Anyway, the official position so far is that Thunderbolt is not officially supported by TrueNAS and therefore not tested. I doubt that any enterprise customer of TrueNAS cares about Thunderbolt, and that defines the amount of money and developer time that iX is willing to spend on it.

scyto · September 20, 2024, 4:06pm

@NickF1227 agreed thats likely, but i make no assumptions about what truenas does and doesnt chose in the kernel configmake menu options, so just logging it here for posterity in the offchance it might influence them.

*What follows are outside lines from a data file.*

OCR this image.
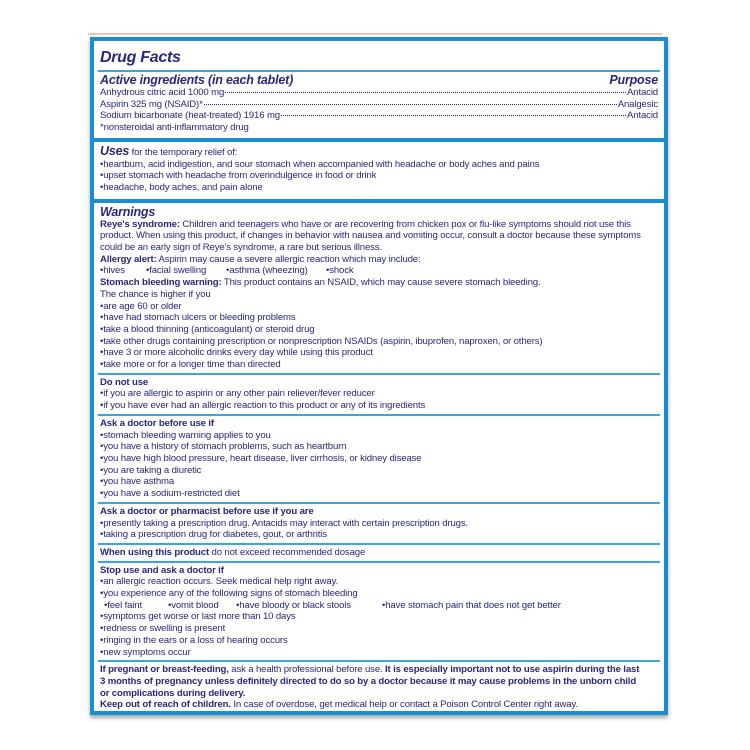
Drug Facts
Active ingredients (in each tablet)	Purpose
Anhydrous citric acid 1000 mg	Antacid
Aspirin 325 mg (NSAID)*	Analgesic
Sodium bicarbonate (heat-treated) 1916 mg	Antacid
*nonsteroidal anti-inflammatory drug
Uses for the temporary relief of:
• heartburn, acid indigestion, and sour stomach when accompanied with headache or body aches and pains
• upset stomach with headache from overindulgence in food or drink
• headache, body aches, and pain alone
Warnings
Reye's syndrome: Children and teenagers who have or are recovering from chicken pox or flu-like symptoms should not use this
product. When using this product, if changes in behavior with nausea and vomiting occur, consult a doctor because these symptoms
could be an early sign of Reye's syndrome, a rare but serious illness.
Allergy alert: Aspirin may cause a severe allergic reaction which may include:
• hives	• facial swelling • asthma (wheezing) • shock
Stomach bleeding warning: This product contains an NSAID, which may cause severe stomach bleeding.
The chance is higher if you
• are age 60 or older
• have had stomach ulcers or bleeding problems
• take a blood thinning (anticoagulant) or steroid drug
• take other drugs containing prescription or nonprescription NSAIDs (aspirin, ibuprofen, naproxen, or others)
• have 3 or more alcoholic drinks every day while using this product
• take more or for a longer time than directed
Do not use
• if you are allergic to aspirin or any other pain reliever/fever reducer
• if you have ever had an allergic reaction to this product or any of its ingredients
Ask a doctor before use if
• stomach bleeding warning applies to you
• you have a history of stomach problems, such as heartburn
• you have high blood pressure, heart disease, liver cirrhosis, or kidney disease
• you are taking a diuretic
• you have asthma
• you have a sodium-restricted diet
Ask a doctor or pharmacist before use if you are
• presently taking a prescription drug. Antacids may interact with certain prescription drugs.
• taking a prescription drug for diabetes, gout, or arthritis
When using this product do not exceed recommended dosage
Stop use and ask a doctor if
• an allergic reaction occurs. Seek medical help right away.
• you experience any of the following signs of stomach bleeding
• feel faint	• vomit blood • have bloody or black stools	• have stomach pain that does not get better
• symptoms get worse or last more than 10 days
• redness or swelling is present
• ringing in the ears or a loss of hearing occurs
• new symptoms occur
If pregnant or breast-feeding, ask a health professional before use. It is especially important not to use aspirin during the last
3 months of pregnancy unless definitely directed to do so by a doctor because it may cause problems in the unborn child
or complications during delivery.
Keep out of reach of children. In case of overdose, get medical help or contact a Poison Control Center right away.
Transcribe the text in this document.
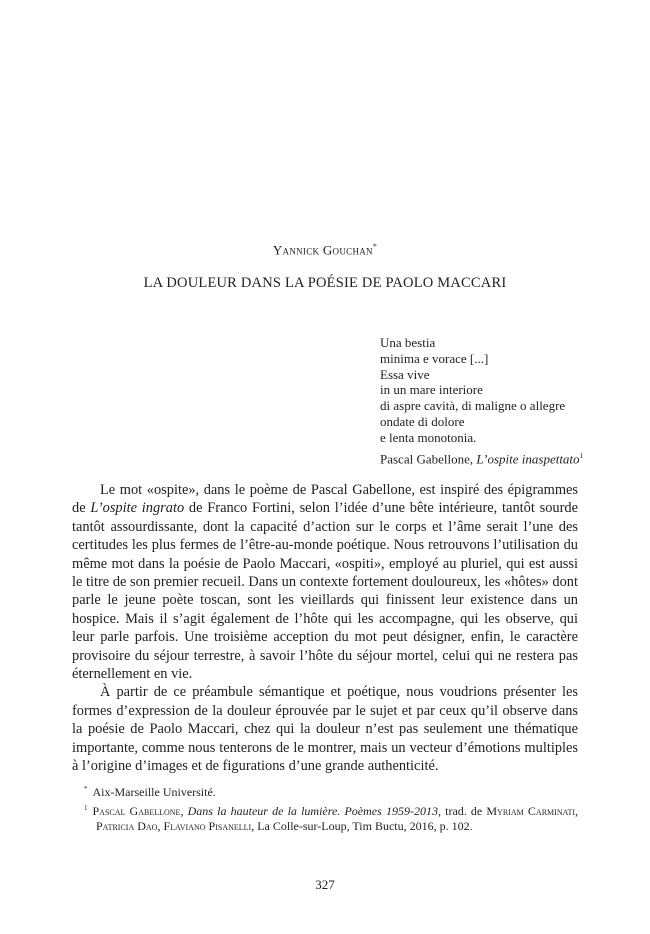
Yannick Gouchan*
LA DOULEUR DANS LA POÉSIE DE PAOLO MACCARI
Una bestia
minima e vorace [...]
Essa vive
in un mare interiore
di aspre cavità, di maligne o allegre
ondate di dolore
e lenta monotonia.
Pascal Gabellone, L’ospite inaspettato$^1$

Le mot «ospite», dans le poème de Pascal Gabellone, est inspiré des épigrammes de L’ospite ingrato de Franco Fortini, selon l’idée d’une bête intérieure, tantôt sourde tantôt assourdissante, dont la capacité d’action sur le corps et l’âme serait l’une des certitudes les plus fermes de l’être-au-monde poétique. Nous retrouvons l’utilisation du même mot dans la poésie de Paolo Maccari, «ospiti», employé au pluriel, qui est aussi le titre de son premier recueil. Dans un contexte fortement douloureux, les «hôtes» dont parle le jeune poète toscan, sont les vieillards qui finissent leur existence dans un hospice. Mais il s’agit également de l’hôte qui les accompagne, qui les observe, qui leur parle parfois. Une troisième acception du mot peut désigner, enfin, le caractère provisoire du séjour terrestre, à savoir l’hôte du séjour mortel, celui qui ne restera pas éternellement en vie.

À partir de ce préambule sémantique et poétique, nous voudrions présenter les formes d’expression de la douleur éprouvée par le sujet et par ceux qu’il observe dans la poésie de Paolo Maccari, chez qui la douleur n’est pas seulement une thématique importante, comme nous tenterons de le montrer, mais un vecteur d’émotions multiples à l’origine d’images et de figurations d’une grande authenticité.

* Aix-Marseille Université.

$^1$ Pascal Gabellone, Dans la hauteur de la lumière. Poèmes 1959-2013, trad. de Myriam Carminati, Patricia Dao, Flaviano Pisanelli, La Colle-sur-Loup, Tim Buctu, 2016, p. 102.

327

scyto · September 20, 2024, 4:11pm

To refine their further, Thunderbolt 4 is a just a certification and a specific USB4 controller. It is the superset of all USB4 mandatory and optional features including the USB-40, interdomain channel bonding, tunneled PCIE, tunneled USB (as in 2 and 3.x), DP ALT mode , oh a mandatory PD support i thin. and lastly a logo and, in theory, a quality certification.

But as i am currently with fighting with a mobo manufacturer who says they are TB4 and can’t do some of the things i listed i am uncler the certification is worth much (not to mention a cable supplier with certified cables that don’t do inter-domain channel bonding).

I am quite excited once we have broad penetration and understanding of TB4 / USB-40 (and the upcoming USB-80). This was my first dabble in all of these 2 years ago, turned out quite well. proxmox cluster proof of concept (github.com)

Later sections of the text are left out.